The eSIM technology is the latest advancement in Subscriber Identity Module (SIM) technology. It is a global specification by the GSMA which enables remote SIM provisioning of any device that supports this technology. The embedded Subscriber Identity Module, commonly referred to as eSIM, allows end users to store multiple profiles on a device simultaneously, and switch between them remotely, without having to physically carry SIM cards. Because it is embedded within the mobile device, the eSIM cannot be removed easily.
According to ABI Research, over 400 million eSIM smartphones, including the already available Apple XR, XS and XS Max e-SIM supported devices, will enter the global market by 2022.
How does it work?
Although the role of SIM technology isn’t changing with the introduction of eSIM, and that the SIM’s functionality aspects remain the same, the way in which it is used will change dramatically.
To enable this change, an ecosystem of trusted platforms and players has been facilitated by the GSMA to create the eSIM solution. It offers an equivalent level of security and protection to that provided by the removable SIM card. By having a programmable SIM card for networked devices, they can be connected, managed and controlled remotely for end users.
What are the benefits for consumers?
eSIM enables remote SIM provisioning for e-SIM supported devices.
For consumers, this means they can use different phone numbers for separate voice or data plans, all on one device. If they travel abroad, they will be able to switch to a local carrier that supports eSIM and access that operators network remotely.
Consumers will appreciate the simplified user experience and benefit from eSIM, such as shorter time required to connect a device to a network, simplified handling and more reliability, since the eSIM is embedded in the device itself. Having an embedded SIM also minimizes the risk of SIM damage, allows more room within the phone for other purposes, and will ultimately mean that future developments of mobile devices will become slimmer as well as enable enhanced connectivity.
Beyond the consumer segments, eSIM technology has advantages that extend to new business models through different implementations for Internet of Things (IoT) and Machine-to-machine (M2M) solutions for enterprise devices.
eSIM enables Mobile Network Operators (MNOs) to offer subscriptions to millions of new devices without the existing SIM card logistics, and to improve the customer experience with “immediate” connectivity for their new device. Device Vendors can manufacture devices with a single generic eSIM that can be delivered and connected anywhere in the world. Service Providers can simply and remotely change the subscription profile.
According to Ericsson close to 29 billion connected devices are expected to be in use by 2022, with around 18 billion related to IoT. This will add convenience through cost reduction for logistics and minimises the need for handling of legacy SIM cards. This also opens up new use cases for remote device management and will become more and more beneficial to many industrial sectors as 5G cellular mobile communications reach deployment in the GCC.
What are we doing around eSIM?
As a recent report into the future of eSIM, from Oliver Wyman, indicates, “the eSIM era has arrived and is here to stay”. Illustrating this further, the forecast number of connected objects “range anywhere from 25 billion to 75 billion connected devices by 2020”.

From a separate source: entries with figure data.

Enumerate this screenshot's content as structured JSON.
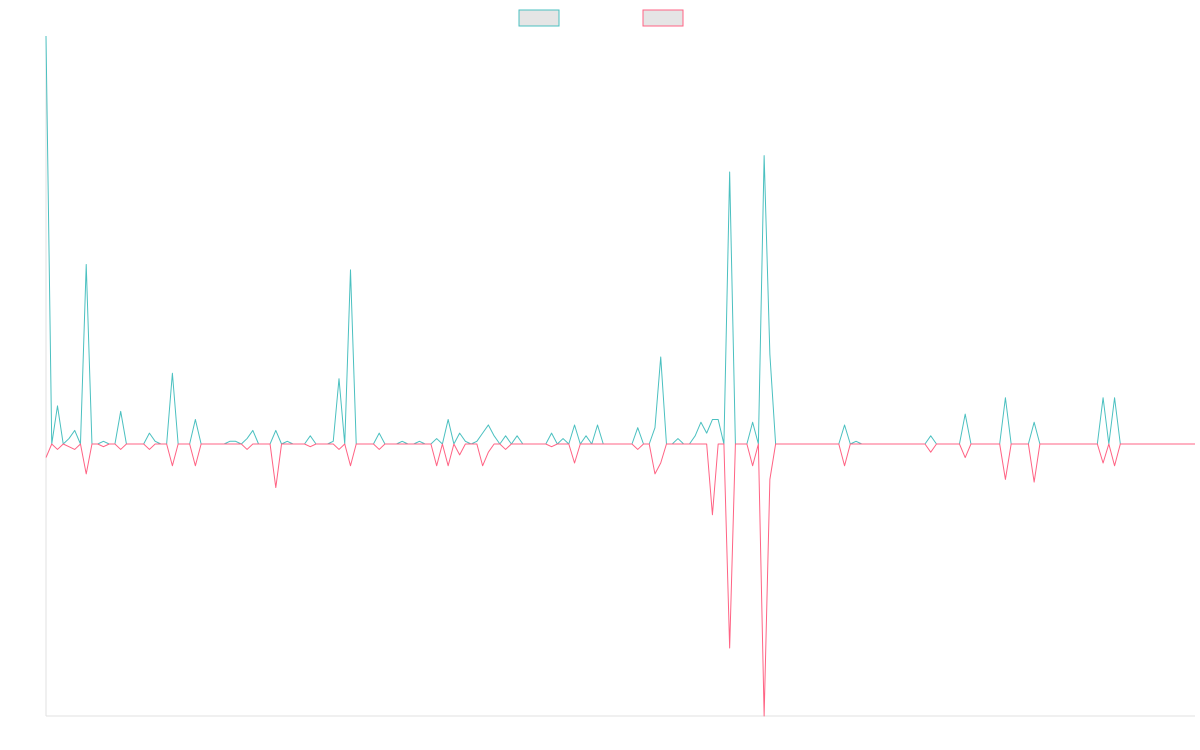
{
  "chart_data": {
    "type": "line",
    "title": "",
    "xlabel": "",
    "ylabel": "",
    "grid": false,
    "legend": "top-center",
    "ylim": [
      -1.0,
      1.5
    ],
    "x_count": 200,
    "series": [
      {
        "color": "#4bc0c0",
        "legend_fill": "#e5e5e5",
        "points": [
          [
            0,
            1.5
          ],
          [
            1,
            0.0
          ],
          [
            2,
            0.14
          ],
          [
            3,
            0.0
          ],
          [
            4,
            0.02
          ],
          [
            5,
            0.05
          ],
          [
            6,
            0.0
          ],
          [
            7,
            0.66
          ],
          [
            8,
            0.0
          ],
          [
            10,
            0.01
          ],
          [
            13,
            0.12
          ],
          [
            14,
            0.0
          ],
          [
            18,
            0.04
          ],
          [
            19,
            0.01
          ],
          [
            20,
            0.0
          ],
          [
            22,
            0.26
          ],
          [
            24,
            0.0
          ],
          [
            26,
            0.09
          ],
          [
            28,
            0.0
          ],
          [
            32,
            0.01
          ],
          [
            33,
            0.01
          ],
          [
            35,
            0.02
          ],
          [
            36,
            0.05
          ],
          [
            38,
            0.0
          ],
          [
            40,
            0.05
          ],
          [
            41,
            0.0
          ],
          [
            42,
            0.01
          ],
          [
            44,
            0.0
          ],
          [
            46,
            0.03
          ],
          [
            50,
            0.01
          ],
          [
            51,
            0.24
          ],
          [
            52,
            0.0
          ],
          [
            53,
            0.64
          ],
          [
            54,
            0.0
          ],
          [
            56,
            0.0
          ],
          [
            58,
            0.04
          ],
          [
            60,
            0.0
          ],
          [
            62,
            0.01
          ],
          [
            63,
            0.0
          ],
          [
            65,
            0.01
          ],
          [
            66,
            0.0
          ],
          [
            68,
            0.02
          ],
          [
            70,
            0.09
          ],
          [
            72,
            0.04
          ],
          [
            73,
            0.01
          ],
          [
            74,
            0.0
          ],
          [
            75,
            0.01
          ],
          [
            76,
            0.04
          ],
          [
            77,
            0.07
          ],
          [
            78,
            0.03
          ],
          [
            80,
            0.03
          ],
          [
            82,
            0.03
          ],
          [
            84,
            0.0
          ],
          [
            88,
            0.04
          ],
          [
            89,
            0.0
          ],
          [
            90,
            0.02
          ],
          [
            92,
            0.07
          ],
          [
            94,
            0.03
          ],
          [
            96,
            0.07
          ],
          [
            98,
            0.0
          ],
          [
            103,
            0.06
          ],
          [
            104,
            0.0
          ],
          [
            106,
            0.06
          ],
          [
            107,
            0.32
          ],
          [
            108,
            0.0
          ],
          [
            110,
            0.02
          ],
          [
            111,
            0.0
          ],
          [
            113,
            0.03
          ],
          [
            114,
            0.08
          ],
          [
            115,
            0.04
          ],
          [
            116,
            0.09
          ],
          [
            117,
            0.09
          ],
          [
            118,
            0.0
          ],
          [
            119,
            1.0
          ],
          [
            120,
            0.0
          ],
          [
            122,
            0.0
          ],
          [
            123,
            0.08
          ],
          [
            124,
            0.0
          ],
          [
            125,
            1.06
          ],
          [
            126,
            0.33
          ],
          [
            127,
            0.0
          ],
          [
            139,
            0.07
          ],
          [
            140,
            0.0
          ],
          [
            141,
            0.01
          ],
          [
            142,
            0.0
          ],
          [
            148,
            0.0
          ],
          [
            154,
            0.03
          ],
          [
            155,
            0.0
          ],
          [
            160,
            0.11
          ],
          [
            161,
            0.0
          ],
          [
            167,
            0.17
          ],
          [
            168,
            0.0
          ],
          [
            170,
            0.0
          ],
          [
            172,
            0.08
          ],
          [
            173,
            0.0
          ],
          [
            180,
            0.0
          ],
          [
            184,
            0.17
          ],
          [
            185,
            0.0
          ],
          [
            186,
            0.17
          ],
          [
            187,
            0.0
          ],
          [
            200,
            0.0
          ]
        ]
      },
      {
        "color": "#ff6384",
        "legend_fill": "#e5e5e5",
        "points": [
          [
            0,
            -0.05
          ],
          [
            1,
            0.0
          ],
          [
            2,
            -0.02
          ],
          [
            3,
            0.0
          ],
          [
            4,
            -0.01
          ],
          [
            5,
            -0.02
          ],
          [
            6,
            0.0
          ],
          [
            7,
            -0.11
          ],
          [
            8,
            0.0
          ],
          [
            10,
            -0.01
          ],
          [
            13,
            -0.02
          ],
          [
            14,
            0.0
          ],
          [
            18,
            -0.02
          ],
          [
            19,
            0.0
          ],
          [
            22,
            -0.08
          ],
          [
            24,
            0.0
          ],
          [
            26,
            -0.08
          ],
          [
            28,
            0.0
          ],
          [
            35,
            -0.02
          ],
          [
            36,
            0.0
          ],
          [
            40,
            -0.16
          ],
          [
            41,
            0.0
          ],
          [
            46,
            -0.01
          ],
          [
            51,
            -0.02
          ],
          [
            52,
            0.0
          ],
          [
            53,
            -0.08
          ],
          [
            54,
            0.0
          ],
          [
            58,
            -0.02
          ],
          [
            60,
            0.0
          ],
          [
            68,
            -0.08
          ],
          [
            70,
            -0.08
          ],
          [
            71,
            0.0
          ],
          [
            72,
            -0.04
          ],
          [
            73,
            0.0
          ],
          [
            76,
            -0.08
          ],
          [
            77,
            -0.03
          ],
          [
            78,
            0.0
          ],
          [
            80,
            -0.02
          ],
          [
            81,
            0.0
          ],
          [
            88,
            -0.01
          ],
          [
            89,
            0.0
          ],
          [
            92,
            -0.07
          ],
          [
            93,
            0.0
          ],
          [
            103,
            -0.02
          ],
          [
            104,
            0.0
          ],
          [
            106,
            -0.11
          ],
          [
            107,
            -0.07
          ],
          [
            108,
            0.0
          ],
          [
            116,
            -0.26
          ],
          [
            117,
            0.0
          ],
          [
            119,
            -0.75
          ],
          [
            120,
            0.0
          ],
          [
            123,
            -0.08
          ],
          [
            124,
            0.0
          ],
          [
            125,
            -1.0
          ],
          [
            126,
            -0.13
          ],
          [
            127,
            0.0
          ],
          [
            139,
            -0.08
          ],
          [
            140,
            0.0
          ],
          [
            154,
            -0.03
          ],
          [
            155,
            0.0
          ],
          [
            160,
            -0.05
          ],
          [
            161,
            0.0
          ],
          [
            167,
            -0.13
          ],
          [
            168,
            0.0
          ],
          [
            172,
            -0.14
          ],
          [
            173,
            0.0
          ],
          [
            184,
            -0.07
          ],
          [
            185,
            0.0
          ],
          [
            186,
            -0.08
          ],
          [
            187,
            0.0
          ],
          [
            200,
            0.0
          ]
        ]
      }
    ]
  }
}
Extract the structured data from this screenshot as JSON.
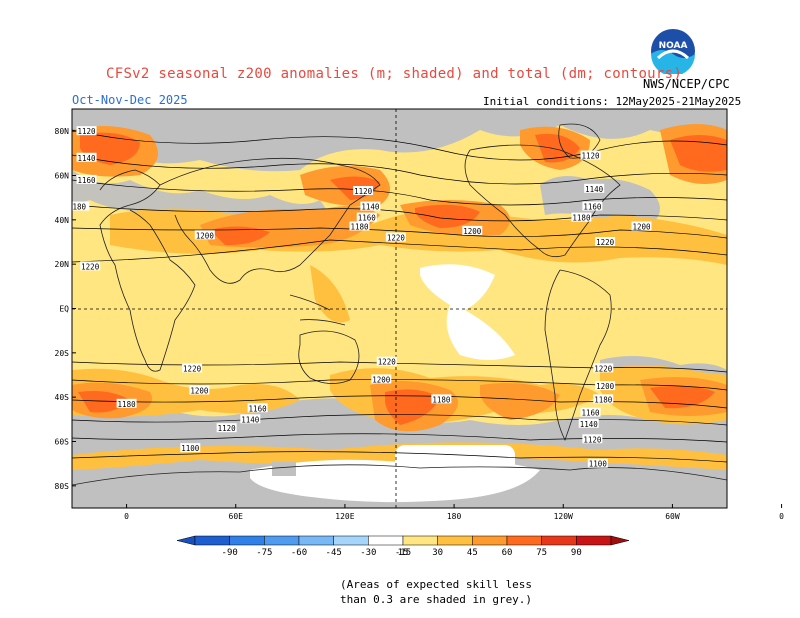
{
  "header": {
    "title": "CFSv2 seasonal z200 anomalies (m; shaded) and total (dm; contours)",
    "season": "Oct-Nov-Dec 2025",
    "initial_conditions": "Initial conditions: 12May2025-21May2025",
    "agency": "NWS/NCEP/CPC",
    "logo_text": "NOAA"
  },
  "map": {
    "projection": "cylindrical-equidistant",
    "lon_range": [
      -30,
      330
    ],
    "lat_range": [
      -90,
      90
    ],
    "lat_ticks": [
      "80N",
      "60N",
      "40N",
      "20N",
      "EQ",
      "20S",
      "40S",
      "60S",
      "80S"
    ],
    "lon_ticks": [
      "0",
      "60E",
      "120E",
      "180",
      "120W",
      "60W",
      "0"
    ],
    "contour_labels": [
      {
        "text": "1120",
        "lon": -22,
        "lat": 80
      },
      {
        "text": "1140",
        "lon": -22,
        "lat": 68
      },
      {
        "text": "1160",
        "lon": -22,
        "lat": 58
      },
      {
        "text": "180",
        "lon": -26,
        "lat": 46
      },
      {
        "text": "1200",
        "lon": 43,
        "lat": 33
      },
      {
        "text": "1220",
        "lon": -20,
        "lat": 19
      },
      {
        "text": "1120",
        "lon": 130,
        "lat": 53
      },
      {
        "text": "1140",
        "lon": 134,
        "lat": 46
      },
      {
        "text": "1160",
        "lon": 132,
        "lat": 41
      },
      {
        "text": "1180",
        "lon": 128,
        "lat": 37
      },
      {
        "text": "1220",
        "lon": 148,
        "lat": 32
      },
      {
        "text": "1200",
        "lon": 190,
        "lat": 35
      },
      {
        "text": "1120",
        "lon": 255,
        "lat": 69
      },
      {
        "text": "1140",
        "lon": 257,
        "lat": 54
      },
      {
        "text": "1160",
        "lon": 256,
        "lat": 46
      },
      {
        "text": "1180",
        "lon": 250,
        "lat": 41
      },
      {
        "text": "1220",
        "lon": 263,
        "lat": 30
      },
      {
        "text": "1200",
        "lon": 283,
        "lat": 37
      },
      {
        "text": "1220",
        "lon": 36,
        "lat": -27
      },
      {
        "text": "1200",
        "lon": 40,
        "lat": -37
      },
      {
        "text": "1180",
        "lon": 0,
        "lat": -43
      },
      {
        "text": "1160",
        "lon": 72,
        "lat": -45
      },
      {
        "text": "1140",
        "lon": 68,
        "lat": -50
      },
      {
        "text": "1120",
        "lon": 55,
        "lat": -54
      },
      {
        "text": "1100",
        "lon": 35,
        "lat": -63
      },
      {
        "text": "1220",
        "lon": 143,
        "lat": -24
      },
      {
        "text": "1200",
        "lon": 140,
        "lat": -32
      },
      {
        "text": "1180",
        "lon": 173,
        "lat": -41
      },
      {
        "text": "1220",
        "lon": 262,
        "lat": -27
      },
      {
        "text": "1200",
        "lon": 263,
        "lat": -35
      },
      {
        "text": "1180",
        "lon": 262,
        "lat": -41
      },
      {
        "text": "1160",
        "lon": 255,
        "lat": -47
      },
      {
        "text": "1140",
        "lon": 254,
        "lat": -52
      },
      {
        "text": "1120",
        "lon": 256,
        "lat": -59
      },
      {
        "text": "1100",
        "lon": 259,
        "lat": -70
      }
    ]
  },
  "colorbar": {
    "labels": [
      "-90",
      "-75",
      "-60",
      "-45",
      "-30",
      "-15",
      "15",
      "30",
      "45",
      "60",
      "75",
      "90"
    ],
    "colors": [
      "#1e5fd0",
      "#2f80e8",
      "#4f9bf0",
      "#79b8f6",
      "#a6d5fb",
      "#ffffff",
      "#ffe680",
      "#ffc040",
      "#ff9a2e",
      "#ff6a1e",
      "#e8381a",
      "#c81414"
    ],
    "end_low": "#1a4fc0",
    "end_high": "#a00d0d",
    "grey": "#c0c0c0"
  },
  "footnote": {
    "line1": "(Areas of expected skill less",
    "line2": "than 0.3 are shaded in grey.)"
  }
}
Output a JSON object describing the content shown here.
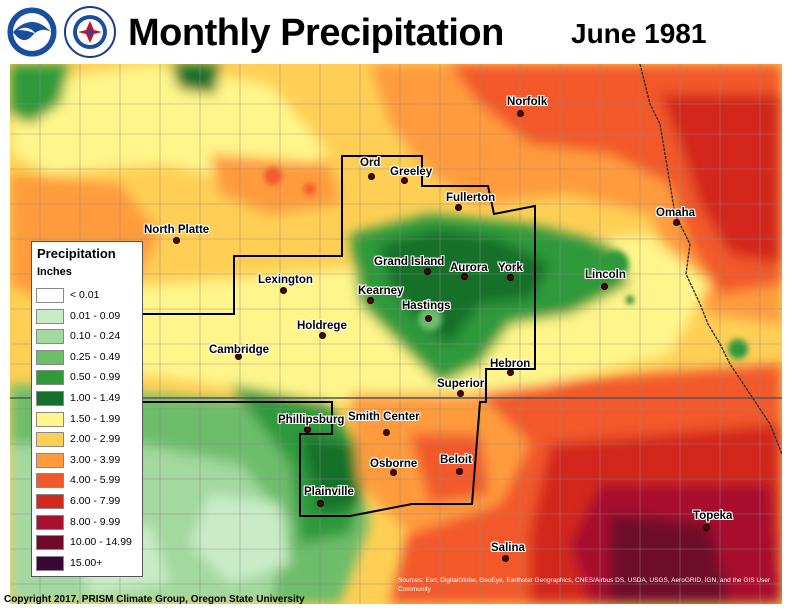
{
  "header": {
    "title": "Monthly Precipitation",
    "period": "June 1981",
    "logo_noaa": "NOAA",
    "logo_nws": "NATIONAL WEATHER SERVICE"
  },
  "legend": {
    "title": "Precipitation",
    "units": "Inches",
    "bins": [
      {
        "label": "< 0.01",
        "color": "#ffffff"
      },
      {
        "label": "0.01 - 0.09",
        "color": "#c9ecc6"
      },
      {
        "label": "0.10 - 0.24",
        "color": "#a3d8a0"
      },
      {
        "label": "0.25 - 0.49",
        "color": "#6dbd6a"
      },
      {
        "label": "0.50 - 0.99",
        "color": "#2f9a3a"
      },
      {
        "label": "1.00 - 1.49",
        "color": "#17702a"
      },
      {
        "label": "1.50 - 1.99",
        "color": "#fff58a"
      },
      {
        "label": "2.00 - 2.99",
        "color": "#ffcf55"
      },
      {
        "label": "3.00 - 3.99",
        "color": "#ff9b3c"
      },
      {
        "label": "4.00 - 5.99",
        "color": "#f2592a"
      },
      {
        "label": "6.00 - 7.99",
        "color": "#d3281f"
      },
      {
        "label": "8.00 - 9.99",
        "color": "#a8102d"
      },
      {
        "label": "10.00 - 14.99",
        "color": "#6e0a2a"
      },
      {
        "label": "15.00+",
        "color": "#3a0636"
      }
    ]
  },
  "cities": [
    {
      "name": "Norfolk"
    },
    {
      "name": "Ord"
    },
    {
      "name": "Greeley"
    },
    {
      "name": "Fullerton"
    },
    {
      "name": "Omaha"
    },
    {
      "name": "North Platte"
    },
    {
      "name": "Grand Island"
    },
    {
      "name": "Aurora"
    },
    {
      "name": "York"
    },
    {
      "name": "Lincoln"
    },
    {
      "name": "Lexington"
    },
    {
      "name": "Kearney"
    },
    {
      "name": "Hastings"
    },
    {
      "name": "Holdrege"
    },
    {
      "name": "Cambridge"
    },
    {
      "name": "Hebron"
    },
    {
      "name": "Superior"
    },
    {
      "name": "Phillipsburg"
    },
    {
      "name": "Smith Center"
    },
    {
      "name": "Osborne"
    },
    {
      "name": "Beloit"
    },
    {
      "name": "Plainville"
    },
    {
      "name": "Salina"
    },
    {
      "name": "Topeka"
    }
  ],
  "footer": {
    "copyright": "Copyright 2017, PRISM Climate Group, Oregon State University",
    "credits": "Sources: Esri, DigitalGlobe, GeoEye, Earthstar Geographics, CNES/Airbus DS, USDA, USGS, AeroGRID, IGN, and the GIS User Community"
  }
}
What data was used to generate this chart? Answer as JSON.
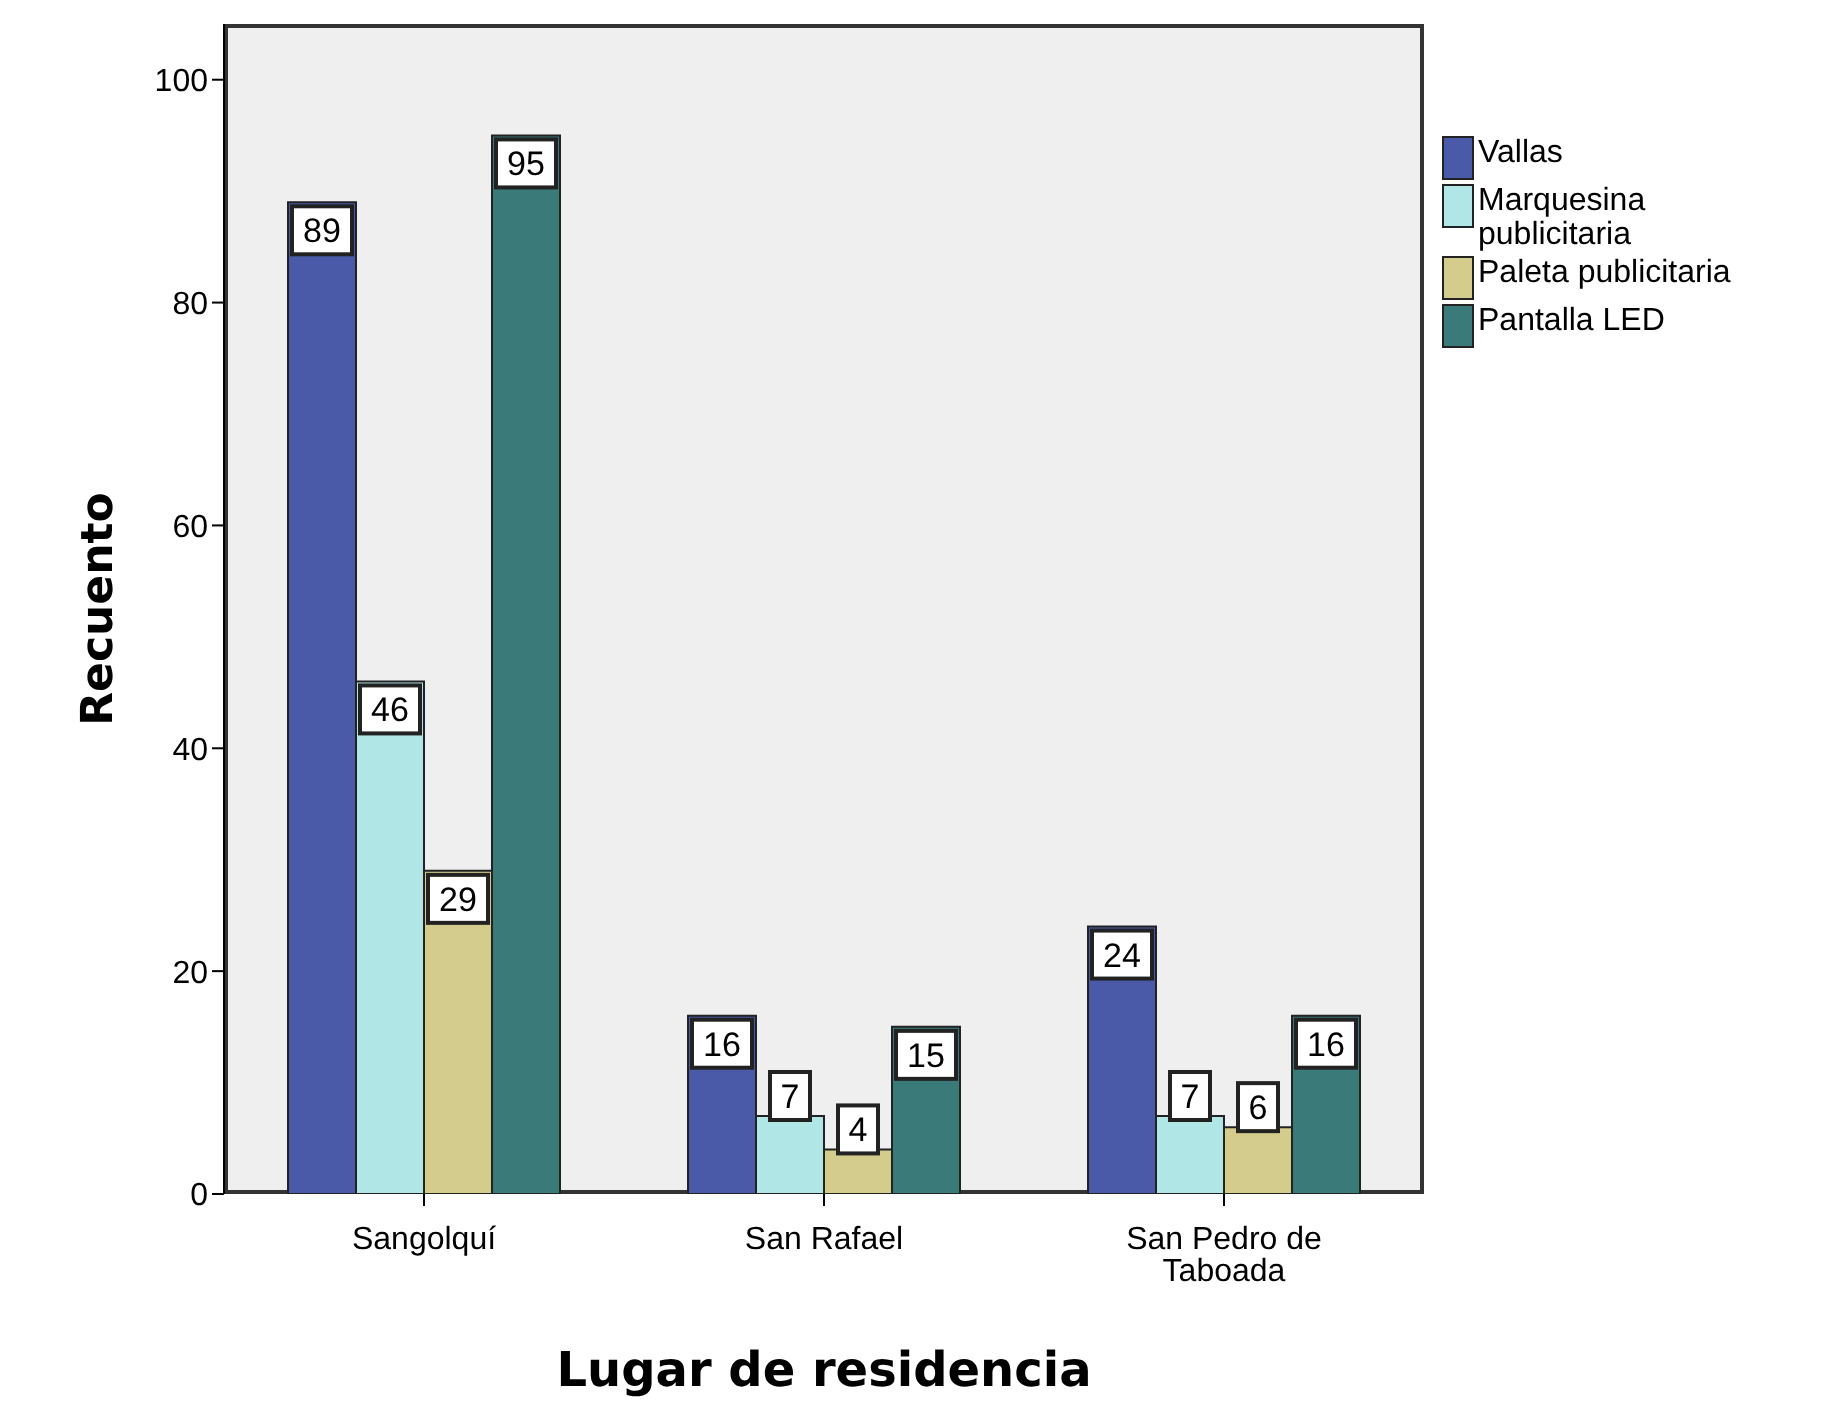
{
  "chart_data": {
    "type": "bar",
    "xlabel": "Lugar de residencia",
    "ylabel": "Recuento",
    "categories": [
      "Sangolquí",
      "San Rafael",
      "San Pedro de Taboada"
    ],
    "series": [
      {
        "name": "Vallas",
        "color": "#4a5aa8",
        "values": [
          89,
          16,
          24
        ]
      },
      {
        "name": "Marquesina publicitaria",
        "color": "#b0e6e6",
        "values": [
          46,
          7,
          7
        ]
      },
      {
        "name": "Paleta publicitaria",
        "color": "#d4cc8c",
        "values": [
          29,
          4,
          6
        ]
      },
      {
        "name": "Pantalla LED",
        "color": "#3a7a78",
        "values": [
          95,
          15,
          16
        ]
      }
    ],
    "ylim": [
      0,
      105
    ],
    "yticks": [
      0,
      20,
      40,
      60,
      80,
      100
    ],
    "data_labels": true,
    "legend": "top right"
  }
}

In the UAE, EITC has brought this technology to life for both consumer and enterprise segments in partnership with Munich-based Giesecke+Devrient Mobile Security, by using its AirOn eSIM Management Solution. This technology has brought the next evolution of SIM technology closer to customers and means that EITC is better equipped to allow remote subscription provisioning of eSIM subscriptions to eSIM devices based on AirOn remote SIM Management Solution. To avail of du’s eSIM solutions, all consumers need to do is to request a change from physical to eSIM at their nearest du store or request a new mobile connection through a du store or online if they are new to the operator.
What are the key challenges for its implementation?
M2M eSIM solutions will present key challenges for end users, especially enterprise applications, as the level of connectivity needed to power the millions of eSIM that will be enabled connections in coming years could lag behind the growth in eSIM popularity. According to a report from Accenture, companies in the US are projected to spend upwards of US $275 billion to revamp infrastructure to handle the increase in network speed and connectivity. The full deployment of 5G cellular mobile communications will facilitate this challenge and is expected to rapidly transform the number of M2M use cases as networks become faster and more powerful.
Thankfully, an ecosystem of trusted platforms and players has been facilitated by the GSMA to create consumer and enterprise eSIM solutions. These will provide a global network of eSIM enablers and operators with a mandate within the framework of GSMA which will create global standards for eSIM rollout to avoid individual solutions disorganizing the global eSIM market.